In terms of the Big Data big picture, HPCC creates another Big Data “fork.” That is, Big Data technologies are still in the development phase, and it is unclear which approach, including competing approaches within the Hadoop framework via commercial distributions from EMC and Cloudera, will eventually win out. The entry of LexisNexis adds another competitor to the picture, potentially lengthening the amount of time it will take for a particular Big Data approach to win out. This, understandably, makes companies that are interested in Big Data reluctant to choose one approach over the other until a dominant approach emerges. Nobody wants to get stuck with an expensive Betamax when everyone else is using VHS.
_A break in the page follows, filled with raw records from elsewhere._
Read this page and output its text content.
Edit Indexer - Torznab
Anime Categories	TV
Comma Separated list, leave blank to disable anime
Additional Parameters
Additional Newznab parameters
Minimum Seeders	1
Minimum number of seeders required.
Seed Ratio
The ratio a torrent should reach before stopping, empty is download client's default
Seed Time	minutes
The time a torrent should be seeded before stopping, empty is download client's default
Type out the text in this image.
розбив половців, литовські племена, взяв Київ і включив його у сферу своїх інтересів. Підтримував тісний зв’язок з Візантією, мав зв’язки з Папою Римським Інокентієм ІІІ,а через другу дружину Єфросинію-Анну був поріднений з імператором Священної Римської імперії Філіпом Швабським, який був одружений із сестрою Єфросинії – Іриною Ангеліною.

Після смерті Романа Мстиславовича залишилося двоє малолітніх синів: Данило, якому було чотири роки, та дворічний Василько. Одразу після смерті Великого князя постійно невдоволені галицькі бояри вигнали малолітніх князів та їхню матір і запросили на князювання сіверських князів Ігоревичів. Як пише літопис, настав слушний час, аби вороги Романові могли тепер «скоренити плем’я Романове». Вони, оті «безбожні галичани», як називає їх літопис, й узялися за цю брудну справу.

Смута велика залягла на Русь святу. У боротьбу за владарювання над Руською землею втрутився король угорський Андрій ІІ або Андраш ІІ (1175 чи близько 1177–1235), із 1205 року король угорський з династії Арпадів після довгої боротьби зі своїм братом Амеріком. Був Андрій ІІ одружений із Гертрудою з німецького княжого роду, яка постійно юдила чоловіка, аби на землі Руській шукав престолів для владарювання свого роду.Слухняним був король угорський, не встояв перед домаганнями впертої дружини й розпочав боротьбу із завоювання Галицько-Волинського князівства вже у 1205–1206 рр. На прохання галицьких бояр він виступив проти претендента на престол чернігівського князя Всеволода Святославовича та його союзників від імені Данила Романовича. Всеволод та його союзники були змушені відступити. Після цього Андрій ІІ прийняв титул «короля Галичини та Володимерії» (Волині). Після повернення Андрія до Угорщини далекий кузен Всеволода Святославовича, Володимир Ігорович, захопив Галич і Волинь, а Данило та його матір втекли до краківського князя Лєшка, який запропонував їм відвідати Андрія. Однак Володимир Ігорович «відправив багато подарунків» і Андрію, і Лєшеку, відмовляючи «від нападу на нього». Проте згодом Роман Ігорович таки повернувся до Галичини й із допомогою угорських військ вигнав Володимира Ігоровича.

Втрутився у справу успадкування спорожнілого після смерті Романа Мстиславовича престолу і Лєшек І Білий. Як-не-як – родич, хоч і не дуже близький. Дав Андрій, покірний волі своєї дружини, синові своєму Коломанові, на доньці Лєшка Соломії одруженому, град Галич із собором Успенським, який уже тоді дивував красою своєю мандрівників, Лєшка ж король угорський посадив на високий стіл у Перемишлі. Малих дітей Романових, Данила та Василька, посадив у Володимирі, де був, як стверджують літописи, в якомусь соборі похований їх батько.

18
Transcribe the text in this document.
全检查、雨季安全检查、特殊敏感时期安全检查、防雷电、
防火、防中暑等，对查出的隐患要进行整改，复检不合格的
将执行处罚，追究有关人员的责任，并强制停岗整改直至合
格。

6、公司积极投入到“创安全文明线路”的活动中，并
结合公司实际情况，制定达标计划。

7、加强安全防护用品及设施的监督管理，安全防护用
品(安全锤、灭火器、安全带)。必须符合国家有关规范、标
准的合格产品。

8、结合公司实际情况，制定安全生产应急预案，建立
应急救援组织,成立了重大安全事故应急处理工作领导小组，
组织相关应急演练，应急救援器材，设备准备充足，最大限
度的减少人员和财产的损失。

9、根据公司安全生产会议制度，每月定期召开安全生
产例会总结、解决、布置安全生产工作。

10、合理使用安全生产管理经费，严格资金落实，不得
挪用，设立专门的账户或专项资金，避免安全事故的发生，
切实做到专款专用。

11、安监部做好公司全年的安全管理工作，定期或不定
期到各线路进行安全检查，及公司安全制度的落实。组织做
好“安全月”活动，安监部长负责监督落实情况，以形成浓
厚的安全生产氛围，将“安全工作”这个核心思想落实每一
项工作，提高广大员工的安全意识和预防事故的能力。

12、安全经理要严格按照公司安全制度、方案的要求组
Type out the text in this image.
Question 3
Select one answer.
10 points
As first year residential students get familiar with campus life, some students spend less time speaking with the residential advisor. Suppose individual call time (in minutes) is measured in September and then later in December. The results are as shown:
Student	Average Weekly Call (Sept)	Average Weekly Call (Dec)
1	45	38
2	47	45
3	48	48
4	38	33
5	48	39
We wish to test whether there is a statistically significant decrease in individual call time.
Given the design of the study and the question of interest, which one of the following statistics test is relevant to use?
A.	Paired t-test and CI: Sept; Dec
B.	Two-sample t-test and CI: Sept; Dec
The benefits of increased competition in the Big Data space will, I think, outweigh the negatives, specifically a lengthy battle for supremacy. Increased competition will spur more innovation in less time than if Hadoop had no worthy foe. Any lag time created by a drawn-out Big Data war will be offset by the superior innovation it will likely lead to.
For companies that want to get started with Big Data and have the internal expertise to do so, I recommend experimenting with both community editions of HPCC and Hadoop. I wouldn’t make any investments in commercial versions of either technology until you’ve tried both out and thoroughly vetted them for your specific use cases. Even then, proceed cautiously, as it will be some time before the winner in the Big Data competition becomes clear.
Those companies that lack the internal resources to take advantage of Big Data now should still get engaged. Start thinking about how Big Data could help your business, either by improving operational efficiency, identifying new revenue opportunities, or in any number of other ways. Follow the developments in the Big Data space and reach out to companies with similar needs that are using Big Data technologies and learn from their experiences. That way, when a dominant Big Data approach emerges and the technology becomes truly enterprise-ready, you won’t get caught flatfooted.